El joven, un guiri de procedencia desconocida, no hablaba el idioma pero
comprendía perfectamente las expresiones de condolencia que le dedicaban los
viandantes.
Se palpó el bolsillo del pantalón buscando tabaco y se llevó a los labios
un cigarro arrugado. Estaba calado hasta los huesos y el mechero no prendía; abstraído,
se apoyó en la pared y se deslizó hasta quedar sentado en el suelo. Lo había
perdido todo. En apenas diez minutos había pasado de héroe local a indigente.
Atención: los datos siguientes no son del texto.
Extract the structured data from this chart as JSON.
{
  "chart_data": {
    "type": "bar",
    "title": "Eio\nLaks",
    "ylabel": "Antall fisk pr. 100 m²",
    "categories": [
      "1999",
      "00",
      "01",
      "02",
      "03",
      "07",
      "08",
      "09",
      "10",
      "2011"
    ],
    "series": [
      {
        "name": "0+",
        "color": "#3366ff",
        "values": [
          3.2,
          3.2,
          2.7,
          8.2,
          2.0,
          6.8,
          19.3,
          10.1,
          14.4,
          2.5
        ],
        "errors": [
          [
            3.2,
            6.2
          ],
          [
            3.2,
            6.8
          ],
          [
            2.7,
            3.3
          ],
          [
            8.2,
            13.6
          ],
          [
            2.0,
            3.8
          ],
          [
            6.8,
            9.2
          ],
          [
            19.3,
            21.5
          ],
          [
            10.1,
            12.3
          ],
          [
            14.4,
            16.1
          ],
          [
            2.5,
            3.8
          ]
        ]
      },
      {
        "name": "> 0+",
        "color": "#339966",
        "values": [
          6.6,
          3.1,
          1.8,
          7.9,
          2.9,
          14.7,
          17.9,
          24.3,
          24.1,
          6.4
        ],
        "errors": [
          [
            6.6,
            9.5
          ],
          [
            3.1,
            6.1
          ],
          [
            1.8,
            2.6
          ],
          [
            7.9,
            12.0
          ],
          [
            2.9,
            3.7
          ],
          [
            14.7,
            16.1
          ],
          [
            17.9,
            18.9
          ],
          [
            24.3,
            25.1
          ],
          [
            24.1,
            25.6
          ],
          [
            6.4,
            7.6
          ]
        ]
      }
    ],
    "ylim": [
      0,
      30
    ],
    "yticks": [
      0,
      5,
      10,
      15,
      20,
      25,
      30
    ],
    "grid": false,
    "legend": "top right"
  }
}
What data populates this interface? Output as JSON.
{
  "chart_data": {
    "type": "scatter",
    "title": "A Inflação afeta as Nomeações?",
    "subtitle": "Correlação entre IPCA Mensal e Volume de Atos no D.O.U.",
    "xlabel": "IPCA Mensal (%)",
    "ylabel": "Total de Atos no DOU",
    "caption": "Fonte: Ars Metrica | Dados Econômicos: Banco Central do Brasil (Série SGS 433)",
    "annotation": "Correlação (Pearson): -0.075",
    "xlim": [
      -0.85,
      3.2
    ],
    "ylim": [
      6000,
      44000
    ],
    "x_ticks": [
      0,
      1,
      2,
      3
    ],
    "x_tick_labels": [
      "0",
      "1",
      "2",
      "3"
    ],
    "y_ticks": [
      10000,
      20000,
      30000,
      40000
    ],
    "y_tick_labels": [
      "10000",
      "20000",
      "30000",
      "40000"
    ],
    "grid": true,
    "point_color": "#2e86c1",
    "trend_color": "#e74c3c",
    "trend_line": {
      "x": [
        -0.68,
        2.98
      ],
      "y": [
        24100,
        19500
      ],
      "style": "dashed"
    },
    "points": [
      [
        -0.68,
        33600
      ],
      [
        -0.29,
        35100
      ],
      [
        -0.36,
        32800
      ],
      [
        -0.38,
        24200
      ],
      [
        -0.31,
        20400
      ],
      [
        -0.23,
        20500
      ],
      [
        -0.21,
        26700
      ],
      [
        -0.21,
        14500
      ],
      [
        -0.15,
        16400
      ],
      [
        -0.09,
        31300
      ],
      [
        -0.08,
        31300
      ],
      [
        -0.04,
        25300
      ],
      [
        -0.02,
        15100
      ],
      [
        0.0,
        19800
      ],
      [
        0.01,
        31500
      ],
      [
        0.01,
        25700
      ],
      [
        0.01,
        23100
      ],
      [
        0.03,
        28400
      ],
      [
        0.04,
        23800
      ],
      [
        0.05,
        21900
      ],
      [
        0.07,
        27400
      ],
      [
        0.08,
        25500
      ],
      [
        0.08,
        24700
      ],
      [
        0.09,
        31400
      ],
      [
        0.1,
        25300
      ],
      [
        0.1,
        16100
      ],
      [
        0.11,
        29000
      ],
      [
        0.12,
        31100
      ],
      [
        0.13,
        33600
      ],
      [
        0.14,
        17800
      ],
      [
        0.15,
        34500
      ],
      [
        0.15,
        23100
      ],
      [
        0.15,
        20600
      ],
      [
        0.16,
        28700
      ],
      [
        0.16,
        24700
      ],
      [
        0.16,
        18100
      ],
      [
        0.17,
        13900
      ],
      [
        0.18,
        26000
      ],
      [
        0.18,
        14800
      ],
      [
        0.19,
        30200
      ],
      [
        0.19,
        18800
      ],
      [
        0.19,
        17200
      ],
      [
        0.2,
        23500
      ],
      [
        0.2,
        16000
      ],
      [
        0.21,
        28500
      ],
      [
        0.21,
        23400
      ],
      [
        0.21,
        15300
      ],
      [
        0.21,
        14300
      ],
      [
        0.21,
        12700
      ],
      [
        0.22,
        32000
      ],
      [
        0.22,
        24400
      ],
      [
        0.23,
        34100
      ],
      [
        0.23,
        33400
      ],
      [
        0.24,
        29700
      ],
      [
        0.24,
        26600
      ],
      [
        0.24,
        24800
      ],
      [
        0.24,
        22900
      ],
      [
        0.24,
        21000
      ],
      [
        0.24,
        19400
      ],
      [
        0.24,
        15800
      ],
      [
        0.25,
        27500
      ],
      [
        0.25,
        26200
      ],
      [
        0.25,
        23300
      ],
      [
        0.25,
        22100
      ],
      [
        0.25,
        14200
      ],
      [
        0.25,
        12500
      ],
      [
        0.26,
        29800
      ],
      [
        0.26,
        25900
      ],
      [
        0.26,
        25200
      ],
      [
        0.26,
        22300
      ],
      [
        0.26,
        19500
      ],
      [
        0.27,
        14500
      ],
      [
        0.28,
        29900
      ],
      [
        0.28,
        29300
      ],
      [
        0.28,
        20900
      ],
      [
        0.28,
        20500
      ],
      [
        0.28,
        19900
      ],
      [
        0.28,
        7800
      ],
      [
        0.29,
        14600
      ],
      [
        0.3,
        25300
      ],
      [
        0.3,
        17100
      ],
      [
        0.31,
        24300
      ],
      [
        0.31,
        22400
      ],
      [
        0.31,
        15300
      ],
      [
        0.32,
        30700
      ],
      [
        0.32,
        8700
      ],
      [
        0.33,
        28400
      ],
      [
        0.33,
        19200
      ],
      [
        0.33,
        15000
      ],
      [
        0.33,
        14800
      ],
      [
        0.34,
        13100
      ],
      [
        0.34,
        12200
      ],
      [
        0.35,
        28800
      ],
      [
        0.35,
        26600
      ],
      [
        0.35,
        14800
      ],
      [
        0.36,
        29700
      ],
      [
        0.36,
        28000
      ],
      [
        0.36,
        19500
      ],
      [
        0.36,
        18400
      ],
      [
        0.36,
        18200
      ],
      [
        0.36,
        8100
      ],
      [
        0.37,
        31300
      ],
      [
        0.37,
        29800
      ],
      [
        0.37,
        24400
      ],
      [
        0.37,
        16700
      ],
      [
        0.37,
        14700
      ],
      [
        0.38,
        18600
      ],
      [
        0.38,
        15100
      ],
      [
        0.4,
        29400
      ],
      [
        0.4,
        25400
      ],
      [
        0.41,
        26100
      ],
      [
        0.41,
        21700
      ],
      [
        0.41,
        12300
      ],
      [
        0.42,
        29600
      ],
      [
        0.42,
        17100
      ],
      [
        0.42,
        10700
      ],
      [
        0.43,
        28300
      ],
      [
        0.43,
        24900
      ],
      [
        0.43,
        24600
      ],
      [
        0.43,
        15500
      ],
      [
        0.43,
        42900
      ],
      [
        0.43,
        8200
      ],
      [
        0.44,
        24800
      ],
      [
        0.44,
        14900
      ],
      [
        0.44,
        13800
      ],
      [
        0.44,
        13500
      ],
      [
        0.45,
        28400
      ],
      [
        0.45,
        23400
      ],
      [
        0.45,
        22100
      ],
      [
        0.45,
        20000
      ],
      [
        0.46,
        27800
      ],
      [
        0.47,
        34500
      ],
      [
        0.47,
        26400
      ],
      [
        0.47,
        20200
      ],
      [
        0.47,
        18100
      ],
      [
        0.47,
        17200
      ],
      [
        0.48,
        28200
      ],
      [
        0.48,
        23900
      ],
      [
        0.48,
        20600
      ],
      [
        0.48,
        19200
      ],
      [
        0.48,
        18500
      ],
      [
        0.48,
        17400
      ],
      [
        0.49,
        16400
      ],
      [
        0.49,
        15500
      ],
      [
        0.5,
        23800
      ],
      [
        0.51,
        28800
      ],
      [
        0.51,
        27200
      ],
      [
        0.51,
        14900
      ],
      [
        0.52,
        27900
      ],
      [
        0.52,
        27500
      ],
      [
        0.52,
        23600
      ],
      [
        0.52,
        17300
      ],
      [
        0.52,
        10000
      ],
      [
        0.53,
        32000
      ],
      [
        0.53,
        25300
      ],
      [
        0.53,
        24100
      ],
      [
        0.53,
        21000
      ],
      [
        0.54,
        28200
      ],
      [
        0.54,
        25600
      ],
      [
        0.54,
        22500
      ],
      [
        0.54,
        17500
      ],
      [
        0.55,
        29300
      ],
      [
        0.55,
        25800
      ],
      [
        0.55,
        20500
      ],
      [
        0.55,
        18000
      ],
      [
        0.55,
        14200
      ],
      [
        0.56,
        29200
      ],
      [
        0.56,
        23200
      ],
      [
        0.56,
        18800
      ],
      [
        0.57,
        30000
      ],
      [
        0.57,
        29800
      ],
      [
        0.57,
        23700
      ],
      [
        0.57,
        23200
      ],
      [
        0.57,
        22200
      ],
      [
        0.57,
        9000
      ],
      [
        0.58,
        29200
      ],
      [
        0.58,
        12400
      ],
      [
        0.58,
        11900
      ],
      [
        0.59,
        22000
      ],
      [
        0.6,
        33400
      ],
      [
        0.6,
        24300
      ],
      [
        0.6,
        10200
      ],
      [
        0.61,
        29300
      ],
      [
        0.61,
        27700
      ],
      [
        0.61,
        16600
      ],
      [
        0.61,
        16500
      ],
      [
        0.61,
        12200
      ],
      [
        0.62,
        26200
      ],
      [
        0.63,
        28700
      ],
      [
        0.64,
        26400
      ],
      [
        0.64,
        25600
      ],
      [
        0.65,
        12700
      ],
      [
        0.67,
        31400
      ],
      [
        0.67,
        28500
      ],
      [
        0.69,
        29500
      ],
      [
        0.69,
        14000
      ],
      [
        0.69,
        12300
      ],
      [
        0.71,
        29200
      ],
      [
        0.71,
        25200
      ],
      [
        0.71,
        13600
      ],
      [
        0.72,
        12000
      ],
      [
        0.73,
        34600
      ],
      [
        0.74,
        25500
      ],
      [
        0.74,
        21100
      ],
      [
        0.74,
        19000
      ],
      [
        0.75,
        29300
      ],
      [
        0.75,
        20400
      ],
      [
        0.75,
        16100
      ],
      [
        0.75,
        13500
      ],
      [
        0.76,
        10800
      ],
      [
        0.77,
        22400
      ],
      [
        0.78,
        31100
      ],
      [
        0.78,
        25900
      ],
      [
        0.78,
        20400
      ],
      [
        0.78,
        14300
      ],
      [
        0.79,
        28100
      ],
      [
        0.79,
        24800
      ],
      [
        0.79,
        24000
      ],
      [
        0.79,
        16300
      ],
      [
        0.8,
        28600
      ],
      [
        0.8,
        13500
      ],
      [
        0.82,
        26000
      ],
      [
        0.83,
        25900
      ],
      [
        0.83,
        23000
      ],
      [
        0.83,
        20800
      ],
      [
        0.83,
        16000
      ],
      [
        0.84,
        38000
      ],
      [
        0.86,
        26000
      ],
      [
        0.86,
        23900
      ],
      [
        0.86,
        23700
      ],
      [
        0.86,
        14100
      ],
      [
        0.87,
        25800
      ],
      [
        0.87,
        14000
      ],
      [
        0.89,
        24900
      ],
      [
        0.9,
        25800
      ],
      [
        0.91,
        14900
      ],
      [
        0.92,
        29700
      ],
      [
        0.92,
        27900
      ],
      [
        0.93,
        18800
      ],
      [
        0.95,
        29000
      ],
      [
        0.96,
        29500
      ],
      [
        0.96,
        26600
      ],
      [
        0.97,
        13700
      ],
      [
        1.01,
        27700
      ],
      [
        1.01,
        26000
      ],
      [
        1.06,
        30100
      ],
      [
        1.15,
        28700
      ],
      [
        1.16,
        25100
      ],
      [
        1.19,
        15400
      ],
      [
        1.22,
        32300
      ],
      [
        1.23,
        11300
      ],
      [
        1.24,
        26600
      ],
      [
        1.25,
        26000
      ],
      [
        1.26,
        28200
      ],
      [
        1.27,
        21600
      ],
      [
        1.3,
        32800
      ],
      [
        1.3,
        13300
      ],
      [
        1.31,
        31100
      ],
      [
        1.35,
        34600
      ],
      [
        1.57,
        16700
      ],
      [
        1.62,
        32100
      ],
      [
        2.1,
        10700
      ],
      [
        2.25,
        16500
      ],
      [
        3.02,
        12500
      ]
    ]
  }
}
Era un rubio que había llegado del norte con el pelo apelmazado y una mano
adelante y la otra atrás pero había levantado un imperio de la nada. Planificó
con esmero la planta de la que sería su ciudad sobre un trazado ortogonal; para
el palacio eligió un diseño oriental, al estilo de las mil y una noches, con
cúpulas esféricas y arcos puntiagudos. Pero su mayor orgullo lo constituía el
zoológico en el que consiguió reunir las especies más codiciadas. Dentro del
recinto, cohabitaban rinocerontes con osos polares; cocodrilos del Nilo con pingüinos
de la Patagonia.
Tanto adoraba su urbe que pasaba las noches barriendo las calles y
remozando los desconchones de las fachadas para que al amanecer estuviera intacta
y arrancara de nuevo exclamaciones de admiración.
La tormenta había desvanecido sus sueños, los había deshecho como los
azucarillos se disuelven en la leche caliente. Sobre el espacio que ocupaba su
entelequia, sólo existía una masa amorfa de arena.
Su mirada quedó atrapada en una llama que se interpuso entre sus ojos y el
horizonte. Un joven le prestaba su
mechero para encender el cigarrillo que colgaba flácido de su boca. Sobre
ellos, el mar de nubes se quebró dejando a la vista un tajo celeste. Asintió
agradecido el gesto; también la moneda que el muchacho depositó en el bote de
los donativos a modo de despedida.
Era ruso o quizá sueco, decían de él, qué más daba.